Da un punto di vista strettamente giuridico l’attuale elevatissima incidenza delle dichiarazioni di inammissibilità (53,5%) delle azioni di classe è preoccupante.
Come noto, ai sensi del comma 6 dell’art. 140 bis del Codice del Consumo, una azione di classe deve essere dichiarata inammissibile quando il Collegio giudicante riscontra anche solo uno dei seguenti elementi: i) l’azione è manifestamente infondata; ii) quando sussiste un conflitto di interessi; iii) quando il giudice non ravvisa l’omogeneità dei diritti individuali, nonché iv) quando il proponente non appare in grado di curare adeguatamente l’interesse della classe.
Sgomberiamo subito il campo da possibili equivoci: è molto opportuna la scelta del legislatore nazionale di stabilire un vaglio preliminare di fondatezza della domanda introduttiva del giudizio di classe e siamo convinti che tale filtro sia (in teoria ed in pratica) ragionevolmente proporzionato per raggiungere l’obiettivo sociale di evitare che azioni manifestamente infondate, temerarie, o, diciamo così, non genuine proseguano verso una attenta analisi di merito con conseguente dispendio di risorse pubbliche e private nonché con il rischio di ingiusti danni di immagine per i convenuti.
In poche parole e ricorrendo ad una semplicistica comparazione il filtro di ammissibilità è stato concepito per svolgere il ruolo di anti-spam delle azioni di classe evitando serie complicazioni al sistema operativo della giustizia civile.
Se si analizzano le 15 ordinanze di inammissibilità rese fino a questo momento emerge che questo ruolo di anti-spam è svolto efficacemente.
Facciamo qualche esempio. Di seguito riportiamo (con estrema semplificazione) le motivazioni che hanno condotto i Collegi giudicanti a dichiarare inammissibili le azioni di classe fino ad oggi esaminate:
ERRATA INDIVIDUAZIONE DEL TRIBUNALE COMPETENTE (Tribunale di Bologna, Ord., 04.03.2013)

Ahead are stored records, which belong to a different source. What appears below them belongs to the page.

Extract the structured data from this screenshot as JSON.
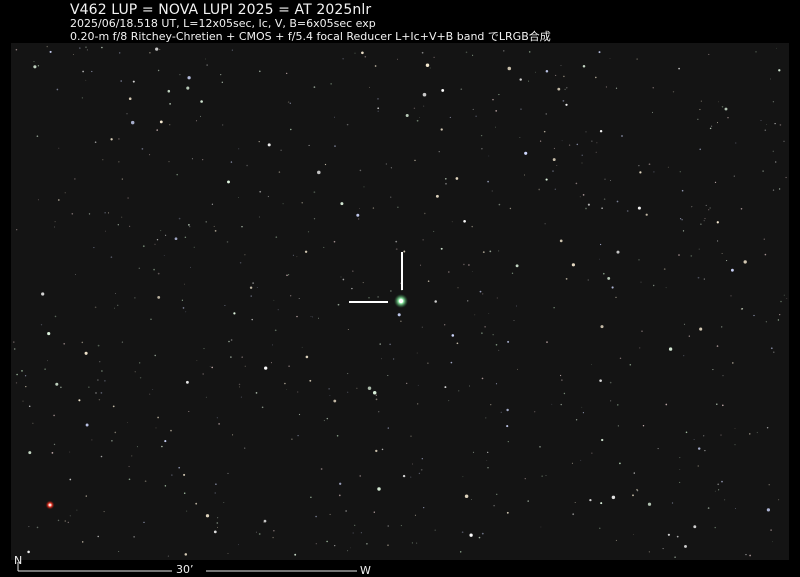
{
  "image": {
    "title": "V462 LUP = NOVA LUPI 2025 = AT 2025nlr",
    "line1": "2025/06/18.518 UT,  L=12x05sec, Ic, V, B=6x05sec exp",
    "line2": "0.20-m f/8 Ritchey-Chretien + CMOS + f/5.4 focal Reducer     L+Ic+V+B band でLRGB合成"
  },
  "orientation": {
    "north_label": "N",
    "west_label": "W",
    "scale_label": "30’"
  },
  "colors": {
    "background": "#000000",
    "field": "#141414",
    "marker": "#ffffff",
    "nova": "#7dffa0",
    "red_star": "#ff3a2a"
  }
}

ERRATA INDIVIDUAZIONE DEL LEGITTIMATO ATTIVO (sia con riferimento al singolo consumatore rappresentante della classe che alla Associazione in quanto attore iure proprio) (Tribunale di Torino, Ord. 27.05.2010 e Trib. Roma, Ord. 22.06.2012)
ERRATA INDIVIDUAZIONE DEL CONVENUTO (Tribunale di Milano, Ord., 20.10.2011)
ASSENZA DEL DIRITTO ALLA RESTITUZIONE (LE SOMME NON ERANO STATE ANCORA PAGATE) (Tribunale di Firenze, Ord., 30.05.2011)
MANCATA DECLINAZIONE DELLA CONDOTTA ILLECITA NEL CASO DI SPECIE (Tribunale di Milano, Ord., 15.10.2013)
PROPOSIZIONE DI UNA AZIONE PER UN ILLECITO CHE NON RIENTRA NELL’AMBITO DI APPLICAZIONE TEMPORALE DELL’AZIONE DI CLASSE (Trib. Roma, Ord., 29.03.2011)
PROPOSIZIONE TRAMITE L’AZIONE DI CLASSE DI DOMANDE NON PREVISTE DALL’ART. 140 BIS COD. CONS.(Trib. Roma, Ord., 20.09.2011)
ASSENZA DEL REQUISITO DI OMOGENEITA’ / IDENTITA’ DEI DIRITTI LESI (Trib. di Roma, Ord., 11.04.2011 ed altre)
Dunque, se tralasciamo per un momento la questione della assenza di identità/omogeneità dei diritti lesi (unico vero problema giuridico), secondo i Collegi giudicanti che hanno esaminato le azioni di classe incardinate presso i Tribunali italiani, la principale causa che ha condotto alla dichiarazione di inammissibilità delle azioni è stata l’ incapacità tecnica dei proponenti (associazioni o comitati ad hoc) di utilizzare questo delicatissimo strumento di tutela giudiziale.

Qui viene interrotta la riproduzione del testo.